Food and drink in Northumberland

Visitors to the region will be struck by how many restaurants, pubs and food stores have got behind the organic and local food revival. Many menus in good restaurants and cafés state the provenance of ingredients as standard practice; pubs serving regional ales are now too numerous to list; and I found plenty of B&B and hotel owners taking pride in serving local foods (look out for the Produced in Northumberland accreditation when booking accommodation).

Northumberland boasts many of the best salmon and trout rivers in England, extensive game moors and working fishing communities, so it makes sense. Famous names you will undoubtedly come across on your travels include Craster Kippers, Lindisfarne Oysters, Pumphrey’s and Pilgrim’s coffees, Chain Bridge Honey, Doddington Dairy, the Northumberland Cheese Company, and Allendale and Wylam breweries.

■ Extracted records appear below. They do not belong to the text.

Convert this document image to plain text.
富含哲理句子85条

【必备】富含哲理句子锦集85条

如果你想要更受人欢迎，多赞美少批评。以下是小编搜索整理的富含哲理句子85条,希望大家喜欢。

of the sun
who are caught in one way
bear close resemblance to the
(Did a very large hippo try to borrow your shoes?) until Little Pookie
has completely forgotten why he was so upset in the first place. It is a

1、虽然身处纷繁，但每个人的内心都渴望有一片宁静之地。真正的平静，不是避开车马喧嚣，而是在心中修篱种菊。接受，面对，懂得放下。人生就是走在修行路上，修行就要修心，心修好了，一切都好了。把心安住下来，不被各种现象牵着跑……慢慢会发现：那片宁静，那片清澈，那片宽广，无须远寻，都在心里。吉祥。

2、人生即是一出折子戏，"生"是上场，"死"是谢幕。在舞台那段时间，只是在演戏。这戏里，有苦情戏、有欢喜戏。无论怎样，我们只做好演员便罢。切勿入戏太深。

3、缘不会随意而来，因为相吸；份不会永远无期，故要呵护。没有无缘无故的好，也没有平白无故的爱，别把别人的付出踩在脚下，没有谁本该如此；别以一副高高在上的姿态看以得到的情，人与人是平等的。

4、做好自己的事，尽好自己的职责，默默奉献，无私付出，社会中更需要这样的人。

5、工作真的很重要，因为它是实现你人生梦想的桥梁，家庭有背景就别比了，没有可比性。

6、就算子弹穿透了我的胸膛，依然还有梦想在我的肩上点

Lindisfarne oyter food and drink northumberland
Lindisfarne Oysters are farmed in the waters surrounding Holy Island and sold in fishmongers throughout the region © Moving Moment, Shutterstock

For those self-catering, you’ll find thriving farmers’ markets in most large towns, excellent fishmongers and/or smokeries at North Shields Fish Quay, Craster and Seahouses, and farm shops like Blagdon near Ponteland. Recommended delis include the Corbridge Larder, the Good Life Shop in Wooler, and Tully’s of Rothbury.

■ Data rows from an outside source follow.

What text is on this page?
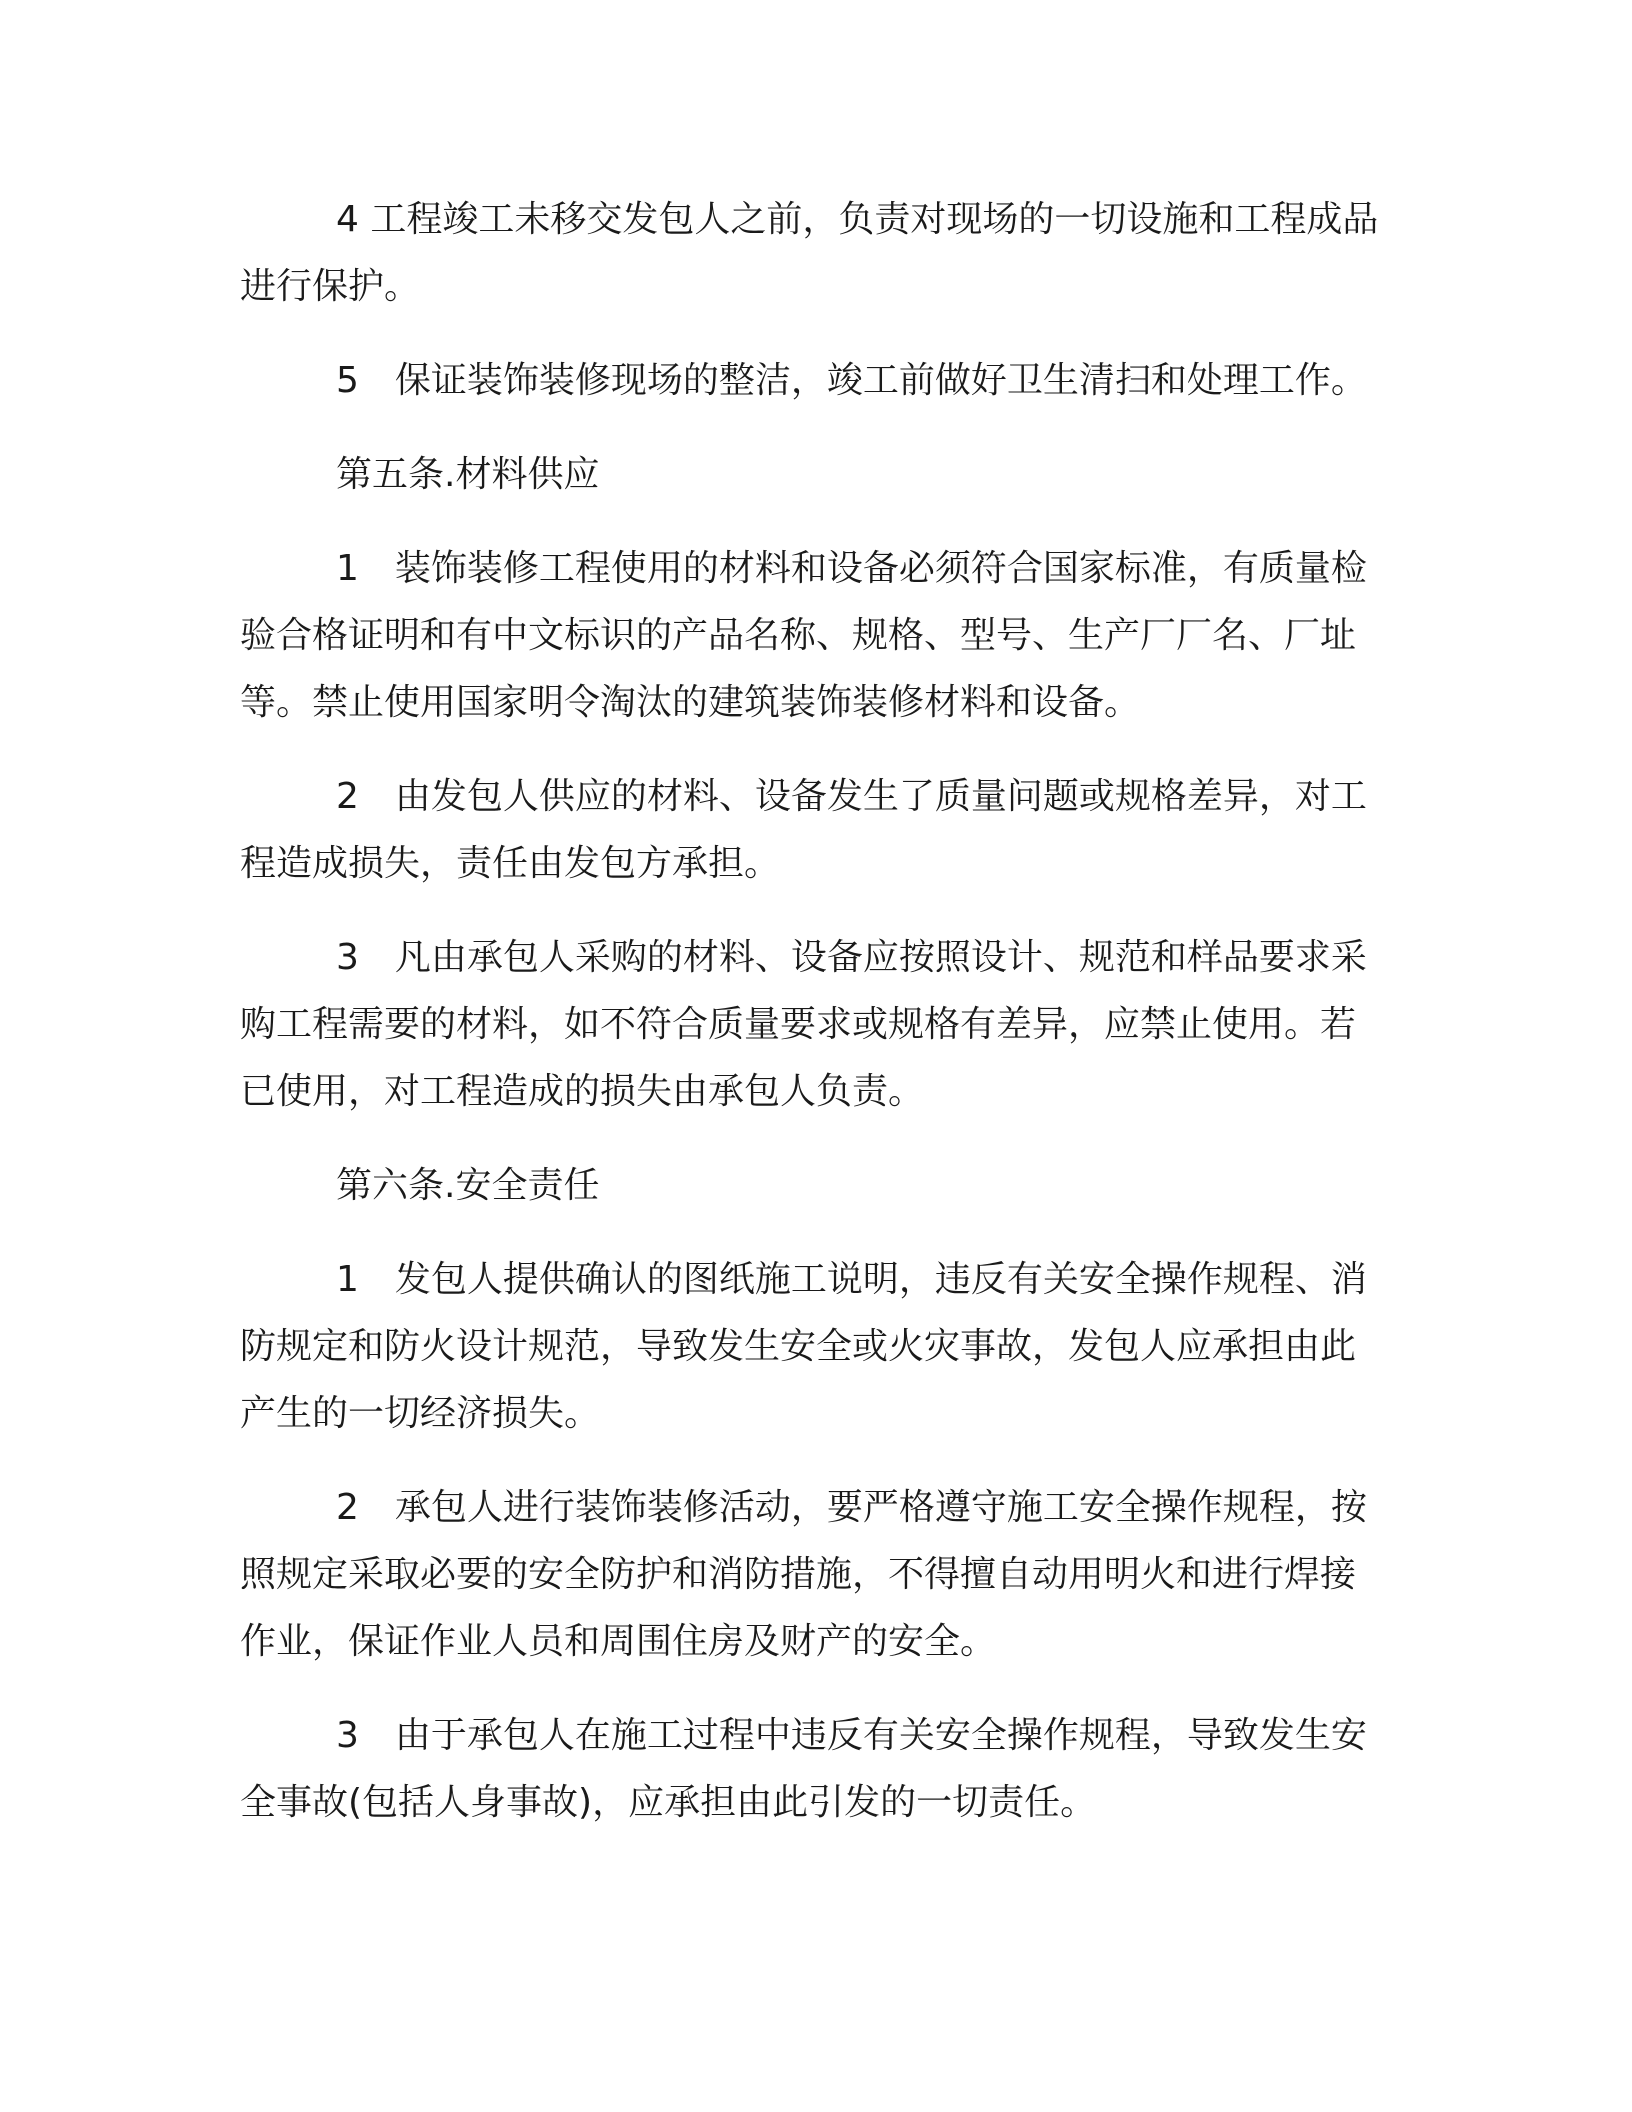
4 工程竣工未移交发包人之前，负责对现场的一切设施和工程成品进行保护。

5　保证装饰装修现场的整洁，竣工前做好卫生清扫和处理工作。

第五条.材料供应

1　装饰装修工程使用的材料和设备必须符合国家标准，有质量检验合格证明和有中文标识的产品名称、规格、型号、生产厂厂名、厂址等。禁止使用国家明令淘汰的建筑装饰装修材料和设备。

2　由发包人供应的材料、设备发生了质量问题或规格差异，对工程造成损失，责任由发包方承担。

3　凡由承包人采购的材料、设备应按照设计、规范和样品要求采购工程需要的材料，如不符合质量要求或规格有差异，应禁止使用。若已使用，对工程造成的损失由承包人负责。

第六条.安全责任

1　发包人提供确认的图纸施工说明，违反有关安全操作规程、消防规定和防火设计规范，导致发生安全或火灾事故，发包人应承担由此产生的一切经济损失。

2　承包人进行装饰装修活动，要严格遵守施工安全操作规程，按照规定采取必要的安全防护和消防措施，不得擅自动用明火和进行焊接作业，保证作业人员和周围住房及财产的安全。

3　由于承包人在施工过程中违反有关安全操作规程，导致发生安全事故(包括人身事故)，应承担由此引发的一切责任。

Dishes unique to the North East include pan haggerty (a filling potato and onion side dish) and singin’ hinny (a very filling kind of scone that ‘sings’ as it hits the bubbling butter on a griddle pan). Also look out for sandwiches made with stottie bread (flat, spongy and slightly sweet) that are fairly easy to find in take-away shops and cafés.

Local specialities

Lindisfarne oysters

Oysters have been harvested for hundreds of years on the mudflats of Lindisfarne bay. Past owners of the oyster beds include monks in the 14th century and a Victorian landowner. The industry died out but was resurrected in 1989 by a local farmer who spotted oyster shells on the sand.

Current owners, Christopher and Helen Sutherland, inherited the business in the early noughties. You can buy their oysters at Swallow Fish smokehouse in Seahouses, online, or direct from Ross Farm if ordered in advance.

Chain Bridge Honey

Chain Bridge honey is ubiquitous in Northumberland, and no doubt you will have already come across their pots of liquid gold in farm shops, B&Bs and delis across the North East.

You can buy (and try) all their different honeys and various beauty products from the friendly visitor centre on the sprawling farm. The Flower Comb Honey has a particularly strong taste and scent (I’ve never found a flower honey as good as this anywhere in England). In the shop you’ll see a working hive with an observation glass panel next door and an exhibition room tells you everything you want to know about bees and bee-keeping.